1. Plot the polynomial `y = x^7 - 7x^6 + 21x^5 - 35x^4 + 35x^3 - 21x^2 + 7x - 1` at points `x`.  

2. Plot the polynomial `y = (x - 1)^7` at points `x`.  

3. Explain what you found.

## Q5. Woodbury formula

Demonstrate the following results in Julia (one numerical example for each fact). Mathematically curious ones are encouraged to prove them. 

1. **Sherman-Morrison formula**:
$$
	(\mathbf{A} + \mathbf{u} \mathbf{u}^T)^{-1} = \mathbf{A}^{-1} - \frac{1}{1 + \mathbf{u}^T \mathbf{A}^{-1} \mathbf{u}} \mathbf{A}^{-1} \mathbf{u} \mathbf{u}^T \mathbf{A}^{-1},
$$
where $\mathbf{A} \in \mathbb{R}^{n \times n}$ is nonsingular and $\mathbf{u} \in \mathbb{R}^n$. This formula supplies the inverse of the symmetric, rank-one  perturbation of $\mathbf{A}$.

2. **Woodbury formula**:
$$
	(\mathbf{A} + \mathbf{U} \mathbf{V}^T)^{-1} = \mathbf{A}^{-1} - \mathbf{A}^{-1} \mathbf{U} (\mathbf{I}_m + \mathbf{V}^T \mathbf{A}^{-1} \mathbf{U})^{-1} \mathbf{V}^T \mathbf{A}^{-1},
$$
where $\mathbf{A} \in \mathbb{R}^{n \times n}$ is nonsingular, $\mathbf{U}, \mathbf{V} \in \mathbb{R}^{n \times m}$, and $\mathbf{I}_m$ is the $m \times m$ identity matrix. In many applications $m$ is much smaller than $n$. Woodbury formula generalizes Sherman-Morrison and is valuable because the smaller matrix $\mathbf{I}_m + \mathbf{V}^T \mathbf{A}^{-1} \mathbf{U}$ is cheaper to invert than the larger matrix $\mathbf{A} + \mathbf{U} \mathbf{V}^T$.

3. **Binomial inversion formula**:
$$
	(\mathbf{A} + \mathbf{U} \mathbf{B} \mathbf{V}^T)^{-1} = \mathbf{A}^{-1} - \mathbf{A}^{-1} \mathbf{U} (\mathbf{B}^{-1} + \mathbf{V}^T \mathbf{A}^{-1} \mathbf{U})^{-1} \mathbf{V}^T \mathbf{A}^{-1},
$$
where $\mathbf{A}$ and $\mathbf{B}$ are nonsingular.

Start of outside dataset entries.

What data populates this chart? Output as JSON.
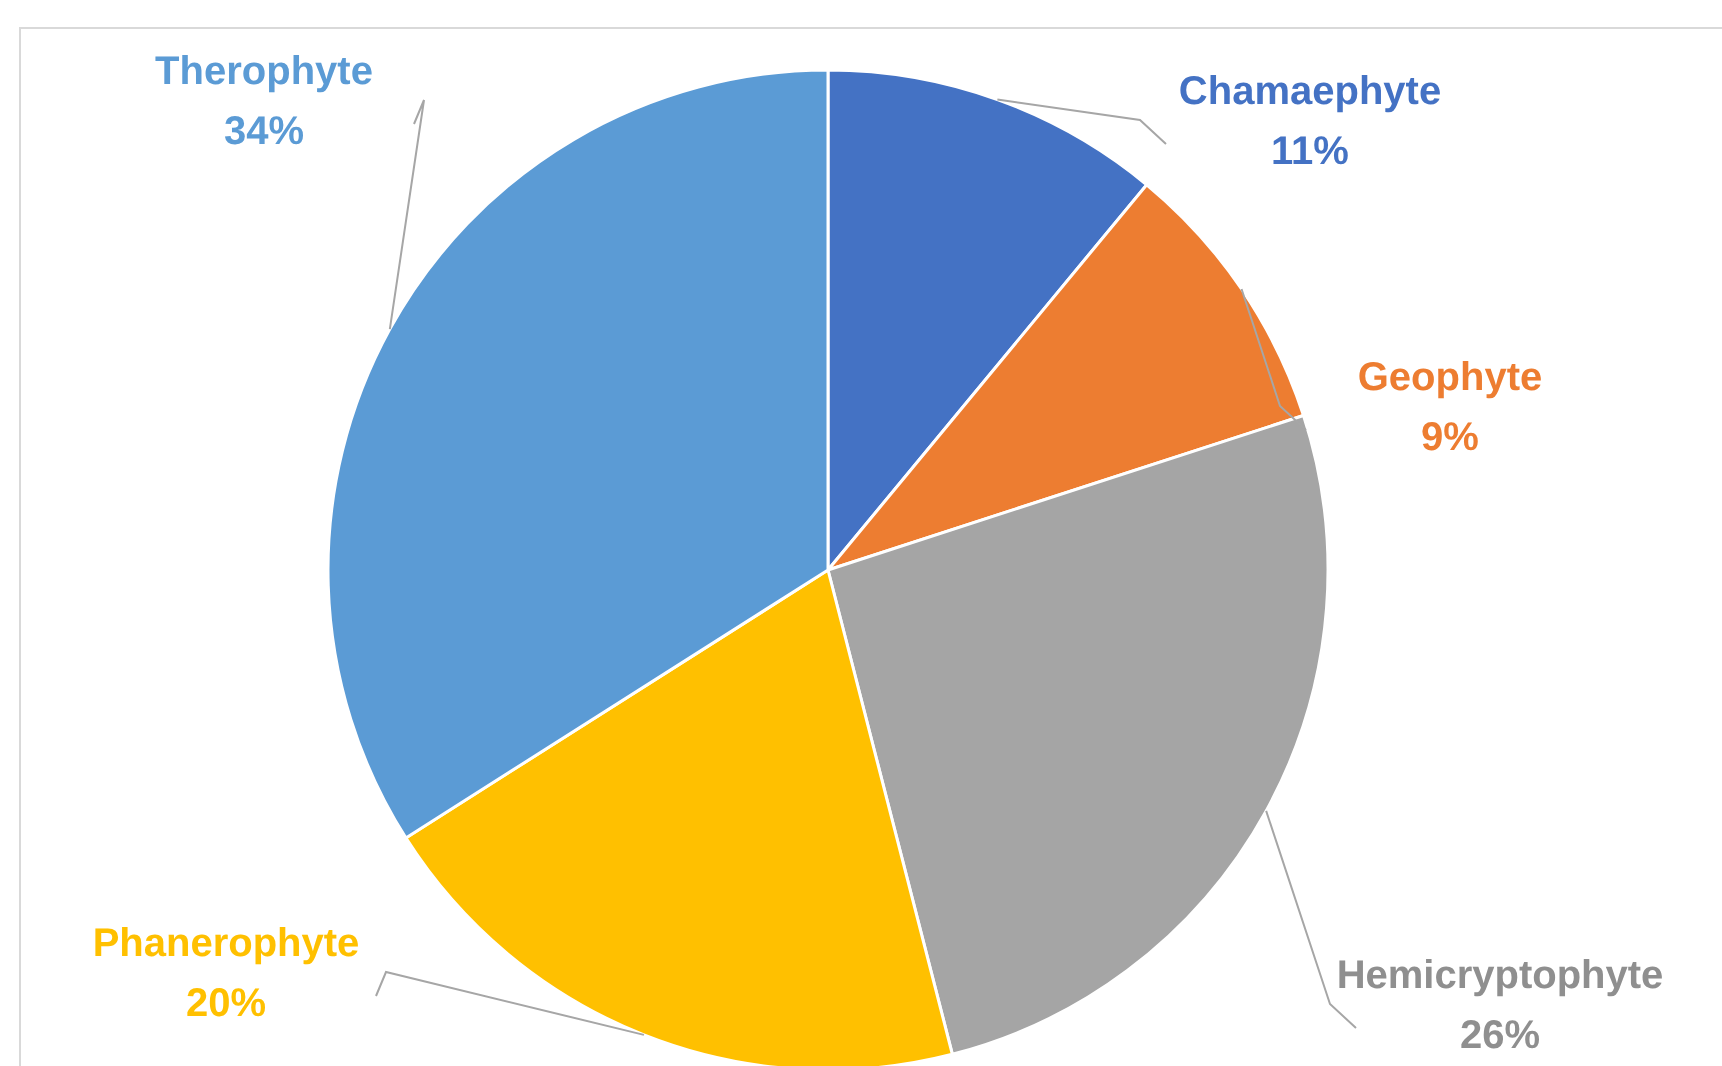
{
  "chart_data": {
    "type": "pie",
    "categories": [
      "Chamaephyte",
      "Geophyte",
      "Hemicryptophyte",
      "Phanerophyte",
      "Therophyte"
    ],
    "values": [
      11,
      9,
      26,
      20,
      34
    ],
    "value_labels": [
      "11%",
      "9%",
      "26%",
      "20%",
      "34%"
    ],
    "colors": [
      "#4472c4",
      "#ed7d31",
      "#a5a5a5",
      "#ffc000",
      "#5b9bd5"
    ]
  }
}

4. **Determinant identity**:
$$
	\text{det}(\mathbf{A} + \mathbf{U} \mathbf{V}^T) = \text{det}(\mathbf{A}) \text{det}(\mathbf{I}_m + \mathbf{V}^T \mathbf{A}^{-1} \mathbf{U}).
$$
This formula is useful for evaluating the density of a multivariate normal with covariance matrix $\mathbf{A} + \mathbf{U} \mathbf{V}^T$.

## Q6. Triangular matrix and orthogonal matrix

Demonstrate the following facts about triangular and orthogonal matrices in Julia (one numerical example for each fact). Mathematically curious ones are encouraged to prove them. 

Note a unit triangular matrix is a triangular matrix with all diagonal entries being 1.

1. The product of two upper (lower) triangular matrices is upper (lower) triangular.

2. The inverse of an upper (lower) triangular matrix is upper (lower) triangular.

3. The product of two unit upper (lower) triangular matrices is unit upper (lower) triangular.

4. The inverse of a unit upper (lower) triangular matrix is unit upper (lower) triangular.

5. An orthogonal upper (lower) triangular matrix is diagonal. (You just need to prove this.)

6. The product of two orthogonal matrices is orthogonal.

## Q7. Looping

Let the $n \times n$ matrix `H` have elements `H[i, j] = 1 / (i + j - 1)`.  

1. Write a function `h(n)` that outputs $n \times n$ matrix `H`. Try at least 4 ways, e.g., $ij$-looping, $ji$-looping, [comprehension](https://docs.julialang.org/en/v1/manual/arrays/#man-comprehensions), and vectorization (R style). Compute and print `H` for `n = 5`.   

2. Compare their speed and memory efficiencies using `BenchmarkTools.jl` at `n = 5000`.